Schlachten im Hauszugang © Sarah Goltz

Waged führt mich in seine Straße. In den Hauseingängen sehe ich bei genauerem Hineinschauen Männer hantieren, die gemeinsam Tiere für die Weiterverarbeitung zerlegen. In einem Hauseingang halten mehrere Männer ein Schaf fest. Alle packen mit an, die Frauen beobachten das Treiben vom darüber liegenden Balkon und tauschen sich mit den Männern per Zuruf über die richtige Vorgehensweise aus. Kinder in ihren neuen Festtagskleidern spielen auf der Straße und schauen neugierig dem Treiben zu.

Die Alternative zum Schlachten vor der eigenen Haustür sind Metzgerläden und Schlachthäuser. Hier herrscht zu dieser frühen Stunde schon Hochbetrieb. In einem abgetrennten Stall stehen angebunden Rinder und Schafe zum Verkauf. Kinder, Frauen und Männer treten neugierig heran, wählen ein Tier und warten, bis es an der Reihe ist. Alle schauen zu. Einige Männer packen mit an.

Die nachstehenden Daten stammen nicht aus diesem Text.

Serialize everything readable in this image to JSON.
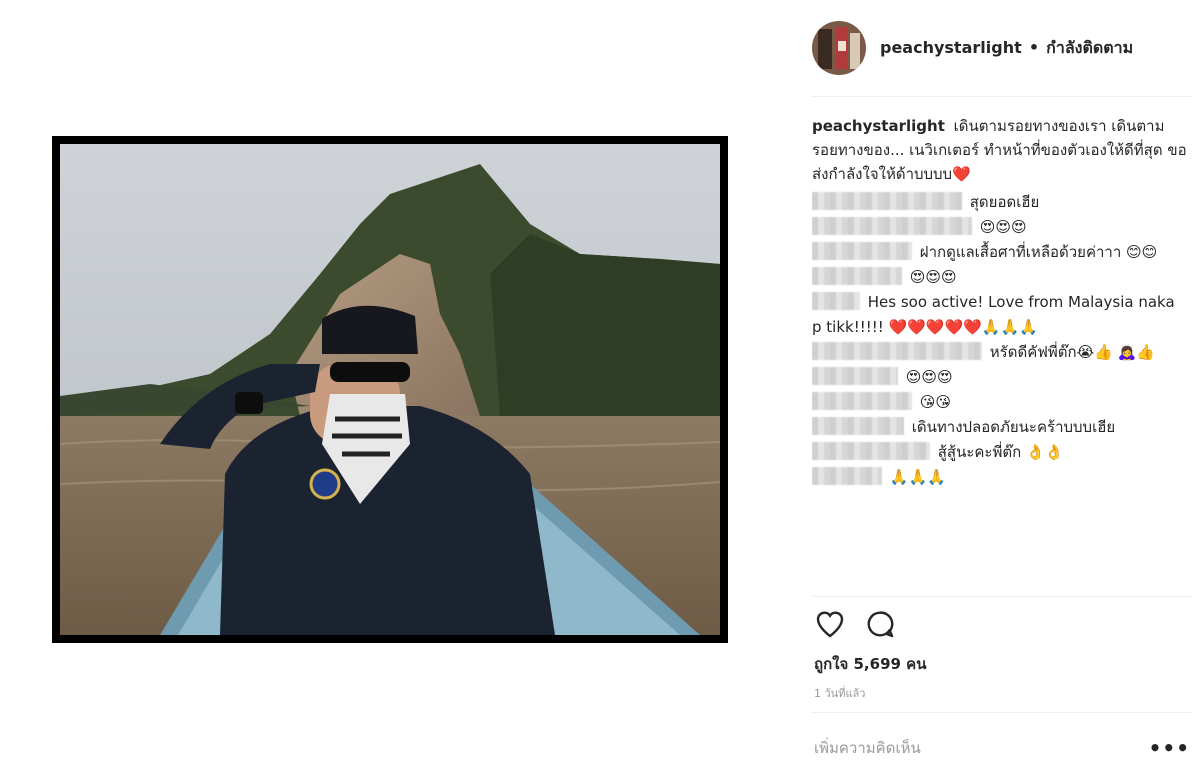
{
  "post": {
    "username": "peachystarlight",
    "dot": "•",
    "follow_status": "กำลังติดตาม",
    "caption_user": "peachystarlight",
    "caption_text": "เดินตามรอยทางของเรา เดินตามรอยทางของ... เนวิเกเตอร์ ทำหน้าที่ของตัวเองให้ดีที่สุด ขอส่งกำลังใจให้ด้าบบบบ❤️",
    "comments": [
      {
        "text": "สุดยอดเฮีย"
      },
      {
        "text": "😍😍😍"
      },
      {
        "text": "ฝากดูแลเสื้อศาที่เหลือด้วยค่าาา 😊😊"
      },
      {
        "text": "😍😍😍"
      },
      {
        "text": "Hes soo active! Love from Malaysia naka p tikk!!!!! ❤️❤️❤️❤️❤️🙏🙏🙏"
      },
      {
        "text": "หรัดดีคัฟพี่ต๊ก😭👍 🙇‍♀️👍"
      },
      {
        "text": "😍😍😍"
      },
      {
        "text": "😘😘"
      },
      {
        "text": "เดินทางปลอดภัยนะคร้าบบบเฮีย"
      },
      {
        "text": "สู้สู้นะคะพี่ต๊ก 👌👌"
      },
      {
        "text": "🙏🙏🙏"
      }
    ],
    "likes": "ถูกใจ 5,699 คน",
    "time": "1 วันที่แล้ว",
    "add_comment_placeholder": "เพิ่มความคิดเห็น",
    "more": "•••",
    "icons": {
      "like": "heart-icon",
      "comment": "comment-icon",
      "more": "more-options-icon"
    },
    "photo_alt": "Man in black cap and sunglasses saluting on a boat on a river near a tree-covered cliff"
  }
}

Der beißende Geruch von Stall und Blut, der hier niemanden zu stören scheint, lässt es mir im Magen etwas mulmig werden. Als die Männer ein Tier nach vorne holen, um es zu schlachten, verstecke ich mich leicht unbehaglich hinter einer Gruppe von Leuten und traue mich kaum, richtig zuzuschauen. Mehrere Männer drücken das Tier zu Boden, der Schlachter hebt das Messer und durchtrennt die Kehle. Die Helfer treten einen Schritt zurück. Das Schaf bäumt sich noch ein letztes Mal auf, schafft es aber nicht, noch einmal auf seinen Hufen zu stehen. „Das ist ganz normal, die Seele versucht den Körper zu verlassen“, erklärt mit Waged. „Du musst kein Mitleid mit den Tieren haben. Sie werden nicht gequält, sondern auf eine respektvolle Weise und für etwas Gutes geopfert. Wenn du das jedes Jahr siehst, gewöhnst du dich daran.“

Schlachthaus in Kairo © Sarah Goltz

Das Schlachten muss nach islamischem Glauben würdevoll geschehen, von einem Muslim durchgeführt und mit einem Bismillah el rahman el rahim, im Namen des barmherzigen und gnädigen Gottes, begonnen und durch ein Gebet begleitet werden. In Deutschland ist diese Art des Schlachtens, die wir Schächten nennen, verboten, weil das Tier vorher nicht betäubt wird.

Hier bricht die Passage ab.